Most chances created at the 2026 World Cup, and why crypto markets are paying attention

1 hour ago 1



The 2026 World Cup is barely underway and the analytics nerds are already having their moment. Declan Rice sits atop the chances created leaderboard with 10, level with Morocco’s Achraf Hakimi and Ivory Coast’s Yan Diomande.

That stat line matters beyond the pitch. In a tournament where 48 teams are competing for the first time, performance metrics have become a gateway for an entirely different kind of market: fan tokens and crypto-driven engagement tied directly to on-field results.

The on-field picture

Hakimi, the PSG full-back, brings his chances from Morocco’s typically dynamic wing play. Diomande represents an Ivory Coast side that qualified as African champions. The fact that all three are tied at the top tells you something about how wide open this expanded tournament has been.

Where crypto meets the World Cup

Kraken became the Official Crypto Exchange Supporter of the 2026 World Cup on June 9, just two days before the tournament kicked off on June 11.

Chiliz, the platform behind most national team fan tokens, has been one of the primary beneficiaries. CHZ, the native token powering the Chiliz ecosystem, has rallied 28% since the tournament began. That price movement correlates with match outcomes and the broader surge in fan engagement that accompanies every World Cup cycle, except this time the engagement is tokenized.

Fan tokens for national teams like Argentina and Portugal have seen increased trading activity and market interest during the tournament.

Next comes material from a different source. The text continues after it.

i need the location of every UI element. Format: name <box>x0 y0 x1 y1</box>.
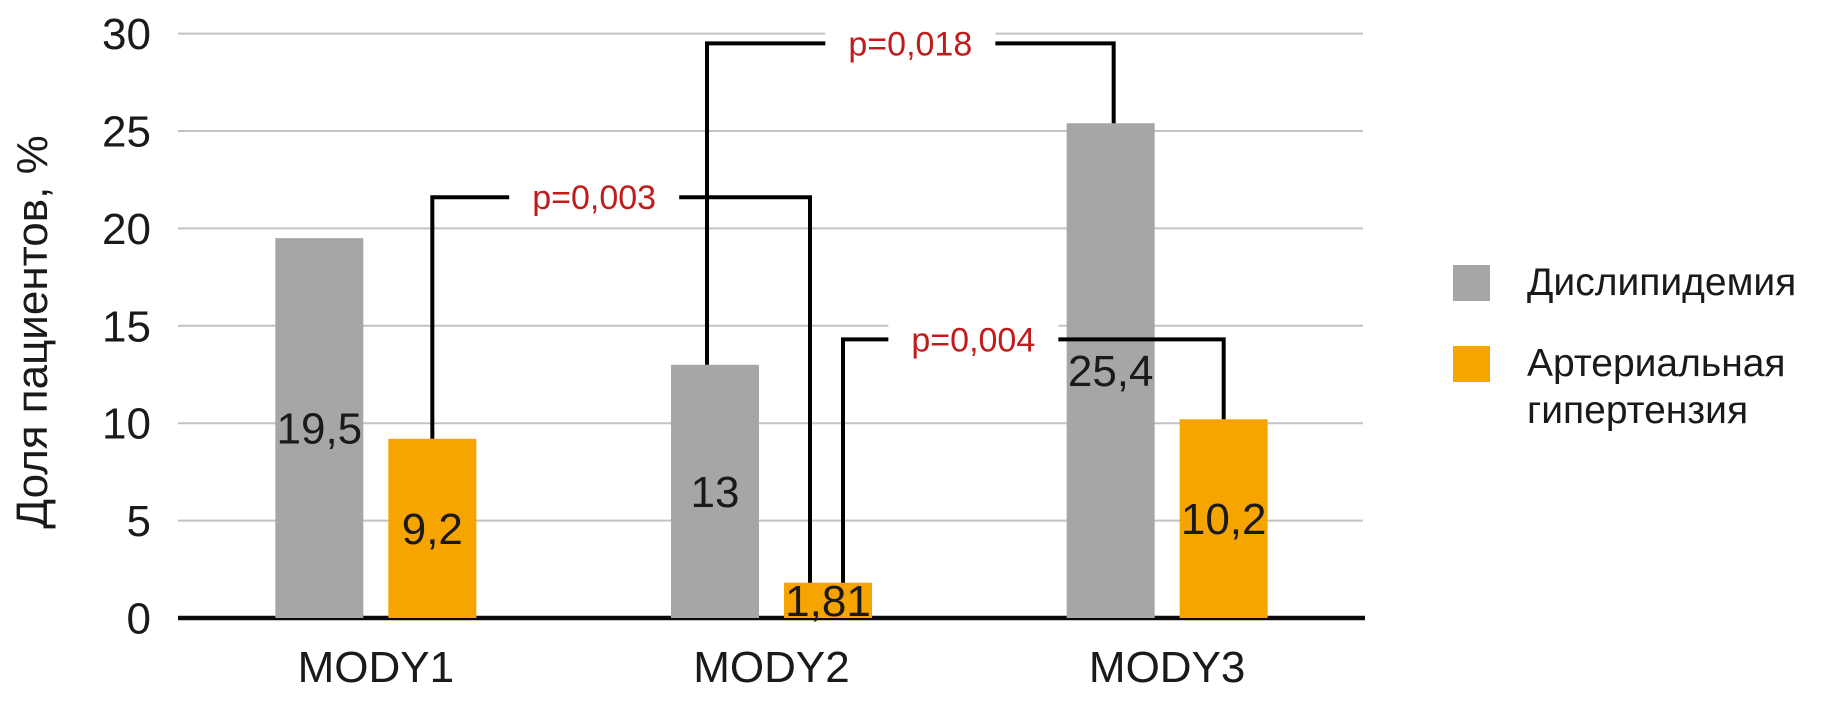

Chiliz has also introduced what it calls the “Burn to Glory” program. The mechanics are straightforward: token burns start at 1% of treasury holdings per national team win and scale up to 10% for the final. In English, that means the supply of tokens shrinks as teams advance, creating artificial scarcity that theoretically pushes prices higher.

Beyond Chiliz, the tournament has also attracted Avalanche-powered collectibles and a wave of meme tokens on the Solana network themed around World Cup narratives.

What this means for investors

The regulatory environment has shifted in ways that help. Fan tokens are increasingly being classified as collectibles rather than securities, which opens the door to broader marketing and distribution. That distinction matters enormously. Securities classification means compliance headaches, restricted access, and limited marketing. Collectible classification means fan tokens can be sold more like trading cards than investment contracts.

For traders, the Chiliz “Burn to Glory” model creates predictable catalysts. Every match is a potential supply shock for the winning team’s token. An early elimination can crater a fan token’s value just as quickly as a quarterfinal win can inflate it.